Ferrari affiche une santé financière exceptionnelle en ce début d’année 2026. En effet, le constructeur italien a décidé de verser une prime record à ses 5.000 employés. Ce montant historique peut atteindre 14.900 euros par personne. Ainsi, la marque au cheval cabré partage ses bénéfices avec ceux qui fabriquent ses bolides au quotidien. De plus, cette somme équivaut presque au prix d’achat d’une petite voiture citadine neuve. Les résultats opérationnels de l’entreprise grimpent de 12 % pour atteindre 2,1 milliards d’euros. Par conséquent, la direction récompense généreusement la performance de ses troupes. D’ailleurs, le chiffre d’affaires progresse également de 7 % sur l’ensemble de l’exercice précédent.
La firme de Maranello frôle ses records de vente absolus. Pourtant, elle a écoulé 13.640 véhicules durant l’année 2025. Ce volume reste très proche de la performance exceptionnelle enregistrée en 2024. Cependant, l’intérêt majeur réside dans la rentabilité par unité produite. Par ailleurs, les actionnaires recevront également des dividendes très solides cette saison.
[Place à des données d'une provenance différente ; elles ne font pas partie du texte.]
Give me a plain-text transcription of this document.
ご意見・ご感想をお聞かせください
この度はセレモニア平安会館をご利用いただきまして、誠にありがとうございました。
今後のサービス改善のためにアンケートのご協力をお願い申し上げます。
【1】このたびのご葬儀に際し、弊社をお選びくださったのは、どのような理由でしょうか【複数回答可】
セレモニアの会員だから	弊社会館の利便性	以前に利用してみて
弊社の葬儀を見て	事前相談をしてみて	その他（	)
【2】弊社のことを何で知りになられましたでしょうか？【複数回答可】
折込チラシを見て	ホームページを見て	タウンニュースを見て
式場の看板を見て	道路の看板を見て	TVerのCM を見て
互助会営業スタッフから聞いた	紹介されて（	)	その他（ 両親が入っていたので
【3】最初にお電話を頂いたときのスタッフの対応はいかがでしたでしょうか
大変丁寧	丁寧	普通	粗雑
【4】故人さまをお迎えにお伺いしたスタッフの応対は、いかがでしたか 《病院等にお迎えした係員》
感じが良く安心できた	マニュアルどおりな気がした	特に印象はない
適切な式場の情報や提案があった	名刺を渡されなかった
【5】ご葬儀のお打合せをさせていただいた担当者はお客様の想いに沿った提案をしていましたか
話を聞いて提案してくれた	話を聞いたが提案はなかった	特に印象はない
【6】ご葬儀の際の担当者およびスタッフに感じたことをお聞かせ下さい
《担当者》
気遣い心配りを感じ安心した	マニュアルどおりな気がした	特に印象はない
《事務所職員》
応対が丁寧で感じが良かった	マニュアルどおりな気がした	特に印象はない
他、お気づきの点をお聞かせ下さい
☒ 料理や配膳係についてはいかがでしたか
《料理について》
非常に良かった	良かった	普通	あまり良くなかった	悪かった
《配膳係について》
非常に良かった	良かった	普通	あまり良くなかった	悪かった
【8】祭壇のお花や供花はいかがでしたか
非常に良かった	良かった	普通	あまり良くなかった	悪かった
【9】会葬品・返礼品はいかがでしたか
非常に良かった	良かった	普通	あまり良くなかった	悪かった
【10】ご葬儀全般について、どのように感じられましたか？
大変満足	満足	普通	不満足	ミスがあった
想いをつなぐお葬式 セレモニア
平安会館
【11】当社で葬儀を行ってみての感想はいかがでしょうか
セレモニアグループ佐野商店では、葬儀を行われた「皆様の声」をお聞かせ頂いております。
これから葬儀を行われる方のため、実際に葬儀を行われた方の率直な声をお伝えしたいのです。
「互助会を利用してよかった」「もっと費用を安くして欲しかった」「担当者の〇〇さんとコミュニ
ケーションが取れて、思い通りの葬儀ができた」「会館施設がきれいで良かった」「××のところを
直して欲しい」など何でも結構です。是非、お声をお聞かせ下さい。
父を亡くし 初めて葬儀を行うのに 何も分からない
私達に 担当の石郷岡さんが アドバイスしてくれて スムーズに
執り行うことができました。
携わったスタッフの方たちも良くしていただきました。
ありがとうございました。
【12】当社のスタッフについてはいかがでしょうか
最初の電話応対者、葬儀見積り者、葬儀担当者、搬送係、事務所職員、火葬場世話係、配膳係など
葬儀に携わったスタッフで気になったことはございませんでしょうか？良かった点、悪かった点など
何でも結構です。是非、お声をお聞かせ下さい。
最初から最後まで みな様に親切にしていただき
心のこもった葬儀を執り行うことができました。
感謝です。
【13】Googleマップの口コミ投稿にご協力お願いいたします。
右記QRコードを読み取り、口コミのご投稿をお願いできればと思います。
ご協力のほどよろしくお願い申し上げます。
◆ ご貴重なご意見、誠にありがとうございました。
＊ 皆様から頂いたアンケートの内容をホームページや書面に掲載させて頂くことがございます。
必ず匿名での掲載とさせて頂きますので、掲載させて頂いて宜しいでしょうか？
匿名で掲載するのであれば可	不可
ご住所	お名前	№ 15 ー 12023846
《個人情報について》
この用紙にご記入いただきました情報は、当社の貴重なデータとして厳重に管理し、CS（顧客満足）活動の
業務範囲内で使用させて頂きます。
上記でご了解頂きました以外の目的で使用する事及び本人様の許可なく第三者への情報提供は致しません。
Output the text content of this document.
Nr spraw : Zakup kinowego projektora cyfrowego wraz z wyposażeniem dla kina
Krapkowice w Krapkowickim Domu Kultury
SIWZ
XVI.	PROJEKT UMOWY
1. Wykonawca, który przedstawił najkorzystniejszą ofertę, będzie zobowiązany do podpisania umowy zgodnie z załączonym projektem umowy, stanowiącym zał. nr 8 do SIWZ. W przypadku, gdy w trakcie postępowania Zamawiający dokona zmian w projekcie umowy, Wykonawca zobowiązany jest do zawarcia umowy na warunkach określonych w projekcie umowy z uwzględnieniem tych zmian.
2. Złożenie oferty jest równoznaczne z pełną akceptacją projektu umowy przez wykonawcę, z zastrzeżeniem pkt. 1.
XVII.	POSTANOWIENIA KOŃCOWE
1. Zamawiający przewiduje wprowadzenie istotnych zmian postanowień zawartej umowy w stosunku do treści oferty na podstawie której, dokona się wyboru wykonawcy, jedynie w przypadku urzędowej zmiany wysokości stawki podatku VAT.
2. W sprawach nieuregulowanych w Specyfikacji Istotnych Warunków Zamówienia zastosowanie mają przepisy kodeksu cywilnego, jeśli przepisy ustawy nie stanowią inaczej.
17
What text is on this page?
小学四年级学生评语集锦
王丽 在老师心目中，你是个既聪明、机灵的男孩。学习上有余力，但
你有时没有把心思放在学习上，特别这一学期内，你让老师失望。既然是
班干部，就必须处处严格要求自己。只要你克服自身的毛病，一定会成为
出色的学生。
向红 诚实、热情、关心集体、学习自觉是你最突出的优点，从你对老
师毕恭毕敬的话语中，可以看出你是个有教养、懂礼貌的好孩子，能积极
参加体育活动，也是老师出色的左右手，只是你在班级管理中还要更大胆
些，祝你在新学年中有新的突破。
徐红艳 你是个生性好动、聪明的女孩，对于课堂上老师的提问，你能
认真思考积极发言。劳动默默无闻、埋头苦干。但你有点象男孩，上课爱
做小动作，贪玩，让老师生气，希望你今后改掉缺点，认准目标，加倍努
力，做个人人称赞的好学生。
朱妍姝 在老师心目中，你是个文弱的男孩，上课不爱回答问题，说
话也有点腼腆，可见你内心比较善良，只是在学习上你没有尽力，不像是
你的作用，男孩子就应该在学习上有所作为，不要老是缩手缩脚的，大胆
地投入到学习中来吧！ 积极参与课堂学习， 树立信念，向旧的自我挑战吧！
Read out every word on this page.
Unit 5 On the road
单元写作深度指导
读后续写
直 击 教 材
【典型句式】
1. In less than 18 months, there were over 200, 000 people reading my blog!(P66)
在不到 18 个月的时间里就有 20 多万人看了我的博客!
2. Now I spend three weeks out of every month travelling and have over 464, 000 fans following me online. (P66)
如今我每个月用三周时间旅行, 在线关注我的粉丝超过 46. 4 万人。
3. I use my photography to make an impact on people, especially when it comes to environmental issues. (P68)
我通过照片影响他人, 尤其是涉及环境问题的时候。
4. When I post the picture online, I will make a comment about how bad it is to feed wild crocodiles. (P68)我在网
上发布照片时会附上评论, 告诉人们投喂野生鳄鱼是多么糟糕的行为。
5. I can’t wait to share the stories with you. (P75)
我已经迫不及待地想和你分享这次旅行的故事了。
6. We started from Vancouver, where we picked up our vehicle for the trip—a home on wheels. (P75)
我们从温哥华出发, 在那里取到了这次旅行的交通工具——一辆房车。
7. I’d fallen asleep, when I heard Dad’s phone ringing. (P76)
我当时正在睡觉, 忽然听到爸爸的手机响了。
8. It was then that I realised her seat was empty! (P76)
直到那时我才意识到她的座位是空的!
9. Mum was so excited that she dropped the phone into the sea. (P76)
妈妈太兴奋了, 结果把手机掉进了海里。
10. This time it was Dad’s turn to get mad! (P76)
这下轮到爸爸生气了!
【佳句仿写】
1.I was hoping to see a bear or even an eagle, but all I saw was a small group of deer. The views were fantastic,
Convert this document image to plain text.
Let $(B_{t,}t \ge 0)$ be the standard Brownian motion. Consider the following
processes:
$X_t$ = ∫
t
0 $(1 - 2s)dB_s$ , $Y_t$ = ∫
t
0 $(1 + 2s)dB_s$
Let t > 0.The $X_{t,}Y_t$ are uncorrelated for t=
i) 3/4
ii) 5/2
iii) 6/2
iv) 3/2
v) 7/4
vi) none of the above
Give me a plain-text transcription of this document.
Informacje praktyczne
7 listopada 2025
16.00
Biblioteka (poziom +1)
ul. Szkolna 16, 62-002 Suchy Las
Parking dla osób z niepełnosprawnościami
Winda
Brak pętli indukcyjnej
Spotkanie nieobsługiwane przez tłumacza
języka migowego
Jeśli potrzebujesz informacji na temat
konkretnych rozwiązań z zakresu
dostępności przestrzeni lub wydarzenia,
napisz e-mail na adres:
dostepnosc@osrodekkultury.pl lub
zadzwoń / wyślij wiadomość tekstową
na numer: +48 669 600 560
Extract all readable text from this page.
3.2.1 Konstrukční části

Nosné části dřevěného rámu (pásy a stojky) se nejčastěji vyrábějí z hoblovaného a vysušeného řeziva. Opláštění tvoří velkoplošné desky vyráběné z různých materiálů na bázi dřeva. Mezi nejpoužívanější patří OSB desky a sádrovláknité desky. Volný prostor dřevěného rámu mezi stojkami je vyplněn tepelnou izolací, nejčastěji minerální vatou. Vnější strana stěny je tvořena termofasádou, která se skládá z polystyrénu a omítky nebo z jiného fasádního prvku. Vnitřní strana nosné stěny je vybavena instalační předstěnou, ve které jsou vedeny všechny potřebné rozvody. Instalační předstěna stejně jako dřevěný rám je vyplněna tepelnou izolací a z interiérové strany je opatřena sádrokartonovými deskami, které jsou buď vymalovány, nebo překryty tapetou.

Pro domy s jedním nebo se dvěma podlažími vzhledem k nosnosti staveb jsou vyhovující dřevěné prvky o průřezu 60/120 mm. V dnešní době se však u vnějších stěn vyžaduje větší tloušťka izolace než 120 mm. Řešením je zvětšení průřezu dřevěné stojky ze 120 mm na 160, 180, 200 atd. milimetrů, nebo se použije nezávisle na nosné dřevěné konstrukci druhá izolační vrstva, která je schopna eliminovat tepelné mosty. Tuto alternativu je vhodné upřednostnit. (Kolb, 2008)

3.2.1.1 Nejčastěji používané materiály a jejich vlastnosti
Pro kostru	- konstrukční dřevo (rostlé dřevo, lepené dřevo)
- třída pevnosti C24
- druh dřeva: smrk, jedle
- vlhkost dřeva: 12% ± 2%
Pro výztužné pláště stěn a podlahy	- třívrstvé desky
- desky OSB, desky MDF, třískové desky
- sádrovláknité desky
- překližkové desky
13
Les salariés basés en Italie profitent donc directement de cette croissance insolente. Globalement, la stratégie commerciale de la marque s’avère extrêmement payante. Chaque collaborateur devient un maillon essentiel de ce succès financier mondial.
Une transition électrique ambitieuse pour l’horizon 2030
Le constructeur ne compte pas s’arrêter en si bon chemin malgré ces résultats records. Désormais, l’entreprise prépare une mutation radicale de sa gamme de supercars. Le personnel devra relever des défis techniques très importants prochainement. Ferrari lancera bientôt la Luce, son tout premier modèle entièrement électrique. La marque prévoit de présenter quatre nouveaux véhicules dès cette année. En outre, vingt modèles inédits rejoindront le catalogue d’ici la fin de la décennie. Cette diversification permettra de séduire une nouvelle clientèle internationale. Toutefois, la firme respecte scrupuleusement les normes environnementales les plus restrictives.
La répartition des motorisations changera profondément d’ici 2030 au sein de l’usine. Précisément, les moteurs thermiques purs ne représenteront plus que 40 % de la production totale. Les versions hybrides occuperont également une part de 40 % des ventes annuelles. Par contre, l’électrique pur comptera pour 20 % de l’offre globale du constructeur. Dès lors, Ferrari cherche un équilibre parfait entre tradition mécanique et innovation verte. Les employés devront s’adapter rapidement à ces nouvelles méthodes de travail industrielles. Néanmoins, la passion pour la performance pure reste le moteur principal de la marque italienne. Chaque ingénieur participe activement à cette évolution historique de l’automobile de luxe.